La nation juive fut dès son origine divisée en peuple, tribus, familles et maisons, d’une manière si exacte, que la naissance d’aucun Hébreu ne pouvait demeurer un mystère, sans compter que le recensement d’Auguste était nouveau, peut-être même se poursuivait encore. Quant au Jésus de Marcion, impossible de douter de sa naissance s’il paraissait homme. Conséquemment aussi, en tant qu’il n’était pas né, rien n’avait pu transpirer dans le public sur ses liens de famille ; il ne pouvait être pris que pour un de ces hommes inconnus à un titre ou à un autre. Pourquoi alors l’aveugle qui l’entend passer, s’écrie-t-il : « Jésus, fils de David, ayez pitié de moi ! » sinon parce qu’on le regardait sans incertitude comme le fils de David, en d’autres termes, issu de la famille de David par sa mère et ses frères, qui déjà lui avaient été annoncés d’après la notoriété publique.

— Mais ceux qui marchaient devant Jésus reprenaient l’aveugle, avec l’injonction de se taire.

— Sans doute, ils lui imposaient silence parce qu’il élevait la voix, mais non parce qu’il se trompait sur ce fils de David. Ou bien, montre-nous qu’en étouffant ses cris, ils savaient bien que Jésus n’était pas le fils de David, afin que nous croyons que tel est leur motif lorsqu’ils lui imposent silence. Quand même tu oserais l’affirmer, il serait encore plus raisonnable de les soupçonner d’ignorance, que d’accuser le Seigneur d’avoir accepté volontairement une déclaration mensongère sur sa personne.

— Mais le Seigneur est patient.

— Oui, mais non pas jusqu’à confirmer l’erreur. Que dis-je ? sa filiation avec le Créateur se révèle encore ici. D’abord il n’eût point rendu la vue à cet aveugle, afin qu’il cessât de le croire fils de David. Il a fait plus. Pour vous empêcher de calomnier sa patience, de lui supposer une dissimulation hypocrite, ou de nier sa descendance de David, il confirma d’une manière éclatante la déclaration de l’aveugle, d’abord par la guérison de son infirmité, puis, par le témoignage qu’il rendit à sa foi. « Votre foi, dit-il, vous a sauvé. » Parle ! qu’a pu croire l’aveugle ? Que Jésus descendait au nom d’un autre Dieu, pour renverser le Créateur et détruire la loi et les prophètes ? qu’il n’ était pas ce rejeton destiné à fleurir sur la racine de Jessé, ce germe sorti de David, et la lumière des aveugles ? Mais il n’y avait pas encore à cette époque, du moins je l’imagine, des aveugles pareils à Marcion, pour que telle fût la foi de cet aveugle quand il s’écriait : « Jésus, fils de David ! » Le Dieu qui se connaissait et voulait être connu de tous comme tel, récompensa par la vue extérieure la foi de cet homme, plus clairvoyante que la tienne, et déjà en possession de la lumière véritable, afin de nous apprendre en même temps et la règle et la récompense de la foi. Que celui qui aspire à voir Jésus, le croie fils de David par la Vierge sa mère.

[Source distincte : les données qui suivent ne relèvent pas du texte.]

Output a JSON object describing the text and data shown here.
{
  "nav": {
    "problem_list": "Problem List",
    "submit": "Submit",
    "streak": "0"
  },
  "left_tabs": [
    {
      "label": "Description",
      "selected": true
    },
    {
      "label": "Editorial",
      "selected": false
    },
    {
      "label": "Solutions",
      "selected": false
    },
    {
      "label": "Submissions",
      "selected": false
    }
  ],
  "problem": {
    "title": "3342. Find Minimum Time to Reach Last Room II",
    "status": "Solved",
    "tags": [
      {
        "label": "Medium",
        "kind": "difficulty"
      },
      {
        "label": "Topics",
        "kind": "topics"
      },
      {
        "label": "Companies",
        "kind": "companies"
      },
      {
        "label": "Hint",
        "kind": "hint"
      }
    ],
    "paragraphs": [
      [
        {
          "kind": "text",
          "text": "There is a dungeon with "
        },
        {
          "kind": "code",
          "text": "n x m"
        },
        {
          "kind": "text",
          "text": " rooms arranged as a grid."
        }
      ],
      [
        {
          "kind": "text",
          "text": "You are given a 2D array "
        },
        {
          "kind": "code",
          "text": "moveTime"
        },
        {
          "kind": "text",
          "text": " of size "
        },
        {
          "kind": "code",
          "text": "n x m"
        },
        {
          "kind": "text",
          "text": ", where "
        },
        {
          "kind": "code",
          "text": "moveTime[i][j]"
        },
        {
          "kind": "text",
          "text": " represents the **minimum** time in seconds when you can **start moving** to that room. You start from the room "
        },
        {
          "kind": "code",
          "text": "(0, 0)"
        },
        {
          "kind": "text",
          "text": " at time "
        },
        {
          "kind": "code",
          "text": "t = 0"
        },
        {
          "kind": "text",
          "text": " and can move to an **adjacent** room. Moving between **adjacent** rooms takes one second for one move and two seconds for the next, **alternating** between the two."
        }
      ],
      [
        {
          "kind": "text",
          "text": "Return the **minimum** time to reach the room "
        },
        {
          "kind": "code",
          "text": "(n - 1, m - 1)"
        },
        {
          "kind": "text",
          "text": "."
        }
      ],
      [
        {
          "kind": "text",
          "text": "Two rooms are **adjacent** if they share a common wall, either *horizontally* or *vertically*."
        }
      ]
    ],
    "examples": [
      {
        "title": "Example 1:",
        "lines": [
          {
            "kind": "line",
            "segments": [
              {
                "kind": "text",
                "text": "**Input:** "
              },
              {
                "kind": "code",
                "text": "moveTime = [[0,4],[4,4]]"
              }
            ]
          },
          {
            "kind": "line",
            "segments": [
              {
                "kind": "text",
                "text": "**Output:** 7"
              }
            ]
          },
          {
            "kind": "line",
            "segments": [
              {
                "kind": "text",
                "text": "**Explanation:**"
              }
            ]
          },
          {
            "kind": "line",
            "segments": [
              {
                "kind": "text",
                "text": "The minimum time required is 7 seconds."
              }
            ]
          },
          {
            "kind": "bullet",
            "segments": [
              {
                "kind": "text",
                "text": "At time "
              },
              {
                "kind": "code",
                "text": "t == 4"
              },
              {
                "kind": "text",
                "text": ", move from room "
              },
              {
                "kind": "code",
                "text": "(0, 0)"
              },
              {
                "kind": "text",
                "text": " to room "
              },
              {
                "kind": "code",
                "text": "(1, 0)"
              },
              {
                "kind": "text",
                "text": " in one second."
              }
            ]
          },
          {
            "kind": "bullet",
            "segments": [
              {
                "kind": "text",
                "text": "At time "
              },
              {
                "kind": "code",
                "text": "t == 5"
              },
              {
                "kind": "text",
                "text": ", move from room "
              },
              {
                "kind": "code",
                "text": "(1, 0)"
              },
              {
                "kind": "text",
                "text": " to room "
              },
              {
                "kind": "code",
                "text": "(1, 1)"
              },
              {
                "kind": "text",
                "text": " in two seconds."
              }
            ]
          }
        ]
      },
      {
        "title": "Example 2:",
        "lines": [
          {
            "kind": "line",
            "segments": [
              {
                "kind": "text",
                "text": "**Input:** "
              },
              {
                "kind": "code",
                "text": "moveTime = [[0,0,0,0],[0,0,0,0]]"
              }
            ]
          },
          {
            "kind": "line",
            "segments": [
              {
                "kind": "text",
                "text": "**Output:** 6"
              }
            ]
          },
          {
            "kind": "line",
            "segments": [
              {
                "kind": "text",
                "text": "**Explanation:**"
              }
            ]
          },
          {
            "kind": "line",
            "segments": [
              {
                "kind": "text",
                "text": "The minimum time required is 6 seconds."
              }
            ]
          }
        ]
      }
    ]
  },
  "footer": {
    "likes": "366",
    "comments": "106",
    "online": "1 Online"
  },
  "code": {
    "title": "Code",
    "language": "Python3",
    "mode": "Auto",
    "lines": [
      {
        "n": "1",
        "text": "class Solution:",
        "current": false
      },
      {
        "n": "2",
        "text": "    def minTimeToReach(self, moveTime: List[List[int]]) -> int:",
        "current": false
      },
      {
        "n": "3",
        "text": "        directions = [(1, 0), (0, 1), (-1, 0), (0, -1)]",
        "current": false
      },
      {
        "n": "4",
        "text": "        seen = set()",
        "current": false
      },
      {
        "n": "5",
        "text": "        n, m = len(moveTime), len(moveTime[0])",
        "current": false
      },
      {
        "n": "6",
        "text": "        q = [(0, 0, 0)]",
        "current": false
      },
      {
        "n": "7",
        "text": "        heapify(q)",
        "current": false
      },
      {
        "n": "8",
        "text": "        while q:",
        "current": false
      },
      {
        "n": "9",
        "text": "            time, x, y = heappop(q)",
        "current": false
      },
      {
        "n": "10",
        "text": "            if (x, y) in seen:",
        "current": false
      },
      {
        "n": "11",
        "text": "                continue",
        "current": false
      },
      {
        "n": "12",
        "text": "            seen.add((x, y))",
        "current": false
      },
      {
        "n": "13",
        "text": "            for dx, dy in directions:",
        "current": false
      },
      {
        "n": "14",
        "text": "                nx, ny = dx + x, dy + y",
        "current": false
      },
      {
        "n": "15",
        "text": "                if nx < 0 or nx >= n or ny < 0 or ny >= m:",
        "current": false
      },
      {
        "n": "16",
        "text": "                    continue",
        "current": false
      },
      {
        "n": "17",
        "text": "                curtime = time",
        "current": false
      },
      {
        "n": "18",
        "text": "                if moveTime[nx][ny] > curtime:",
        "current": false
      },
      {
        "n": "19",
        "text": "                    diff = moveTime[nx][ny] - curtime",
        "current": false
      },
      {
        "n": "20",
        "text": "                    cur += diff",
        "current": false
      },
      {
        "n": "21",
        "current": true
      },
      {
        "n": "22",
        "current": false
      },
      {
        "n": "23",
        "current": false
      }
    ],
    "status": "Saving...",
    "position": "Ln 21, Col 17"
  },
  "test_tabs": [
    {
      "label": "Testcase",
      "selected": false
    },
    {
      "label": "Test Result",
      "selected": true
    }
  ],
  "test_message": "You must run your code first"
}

Quiconque ne croira point ainsi n’entendra point cette parole de sa bouche : « Votre foi vous a sauvé. » Par conséquent, il restera plongé dans un éternel aveuglement, celui qui se précipite dans des antithèses qui se détruisent elles-mêmes. Ainsi, en effet, « un aveugle a coutume de conduire un aveugle. » Car s’il est vrai que les aveugles rebelles, figure de la nation aveugle qui devait un jour répudier le Christ, fils de David, ayant offensé David en s’opposant à sa rentrée dans Sion, le Christ, par opposition, soit venu au secours d’un aveugle pour attester par là qu’il n’était pas le fils de David, et se montrer le protecteur de ces mêmes aveugles que David livrait à la mort, pourquoi, demanderai-je, déclare-t-il qu’il l’a guéri à cause de sa foi, et même d’une foi erronée ? Disons mieux. Le fils de David est encore ici tout entier, et l’antithèse se réfute par elle-même. Sans doute, des aveugles avaient insulté David. Aujourd’hui voilà qu’un homme du même sang se présente en suppliant devant le fils de David. Voilà pourquoi le fils de David apaisé en quelque façon par la satisfaction qu’il recevait, rend la vue à l’Hébreu, avec un témoignage honorable pour cette foi qui avait cru qu’il était nécessaire de calmer la colère du fils de David. Toutefois c’était la malice des aveugles, et non leur infirmité, qui avait offensé David.